User's Manual
System Architecture and Protocol Guide – 9-05 16 © 2005 SkyPilot Networks, Inc.
4. When Node A receives the SP_AUTH_CHALLENGE message, it verifies Node B’s Identification Certificate using its root
public key. Node A decrypts Node B’s random number using its private key and shared static key. Node A then computes its
own random number. Using the two random numbers it computes the secret session key.
5. Node A encrypts its random number using the shared static key. It then encrypts this ciphertext along with Node B’s decrypted
random number using Node B’s public key. The resulting ciphertext is placed in an
SP_AUTH_RESPONSECHALLENGE message and sent to Node B.
6. When Node B receives the
SP_AUTH_RESPONSECHALLENGE message, it decrypts the random numbers. Node B
verifies that this decrypted random number matches the one it generated in Step 2. If the random numbers match, then Node
B will generate the secret session key using the two random numbers. Node B will encrypt Node A’s decrypted random
number using Node A’s public key. Node B will send Node A an
SP_AUTH_RESPONSE message containing the
ciphertext.
7. Upon receiving the
SP_AUTH_RESPONSE message Node A decrypts the random number using its private key. It
compares the decrypted random number with the one it generated in Step 4.
If at any step this authentication protocol fails, the link will be placed in the authorization failed state and no user data will be
exchanged.
Encryption
Having successfully completed the authentication protocol, the nodes load the session keys into hardware. All packets passed
between these two nodes are then encrypted utilizing these 128-bit Advanced Encryption Standard (AES) session keys.
Network Management
The management of all nodes in a SkyPilot Carrier-Class Broadband Wireless System can be handled through either the local
Command Line Interface (CLI) and/or through the SkyProvision element management system (EMS). Note that the SkyProvision
EMS supports all configuration parameters, while the CLI supports a subset. Use of the SkyProvision EMS is recommended,
therefore, to utilize the full potential of the SkyPilot system.
All SkyPilot nodes have an SNMP Agent that can be used to monitor link status and traffic statistics, and to query the configuration.
The SNMP protocol, along with Telnet used for remote CLI access, run on top of an IP stack. Therefore each SkyPilot node
requires the allocation of an IP address. This address can be configured manually via the CLI, or more typically, allocated via
DHCP.
A DHCP server is bundled with the SkyProvision EMS application. It is recommended that this server be used for the configuration
of the SkyPilot management IP addresses. This DHCP server may also optionally be used for subscriber IP address allocation.
When using the SkyProvision EMS, the following configuration sequence occurs once a node has successfully completed its link
layer authentication (see Encryption and Authentication):
1. The node issues a
DHCP_REQUEST message to obtain a management IP address.
2. The
DHCP_RESPONSE contains both the allocated IP address and the IP address of the SkyProvision server
application.
3. The node utilizes HTTP to retrieve an XML format configuration file from the server.
4. The XML file is parsed and all configuration parameters applied. The parameters include Ethernet filters, QoS settings,
Ethernet port state (which is used to control the subscriber’s provisioned state) and any VLAN settings.

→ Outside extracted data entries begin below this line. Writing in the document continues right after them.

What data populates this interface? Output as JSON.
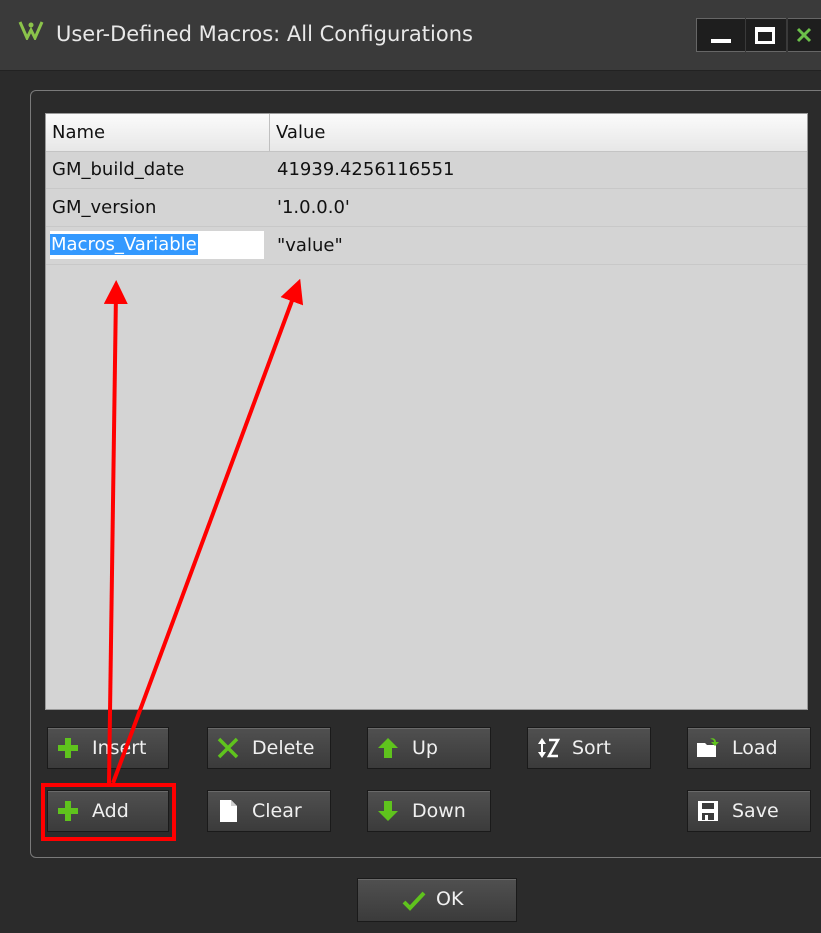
{
  "window": {
    "title": "User-Defined Macros: All Configurations",
    "controls": [
      "minimize",
      "maximize",
      "close"
    ]
  },
  "table": {
    "columns": [
      "Name",
      "Value"
    ],
    "rows": [
      {
        "name": "GM_build_date",
        "value": "41939.4256116551"
      },
      {
        "name": "GM_version",
        "value": "'1.0.0.0'"
      },
      {
        "name": "Macros_Variable",
        "value": "\"value\"",
        "editing": true
      }
    ]
  },
  "buttons": {
    "insert": {
      "label": "Insert",
      "icon": "plus-icon"
    },
    "delete": {
      "label": "Delete",
      "icon": "x-icon"
    },
    "up": {
      "label": "Up",
      "icon": "arrow-up-icon"
    },
    "sort": {
      "label": "Sort",
      "icon": "sort-icon"
    },
    "load": {
      "label": "Load",
      "icon": "folder-open-icon"
    },
    "add": {
      "label": "Add",
      "icon": "plus-icon"
    },
    "clear": {
      "label": "Clear",
      "icon": "document-icon"
    },
    "down": {
      "label": "Down",
      "icon": "arrow-down-icon"
    },
    "save": {
      "label": "Save",
      "icon": "floppy-disk-icon"
    },
    "ok": {
      "label": "OK",
      "icon": "checkmark-icon"
    }
  },
  "colors": {
    "window_bg": "#2b2b2b",
    "grid_bg": "#d4d4d4",
    "selection": "#3399ff",
    "icon_green": "#5fc31d",
    "annotation_red": "#ff0000"
  }
}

5. The XML configuration file also defines the primary and back-up software versions. If the versions specified do not match
those in memory, then the node initiates an FTP Get to retrieve the new software image.
CLI
The Command Line Interface (CLI) gives an operator the ability to manage and monitor a SkyPilot node locally or remotely. The
CLI supports a subset of the management parameters available through the configuration file. This subset is defined in the
document titled “Managing Your SkyPilot Network”.
The CLI may be used to configure a small network during testing or early deployment, and must be used to configure any
SkyGateway Management VLAN ID. If the SkyProvision EMS is utilized, any configuration completed via the CLI must also be
made in the SkyProvision database, otherwise the intended configuration will be lost on the next reboot of the node.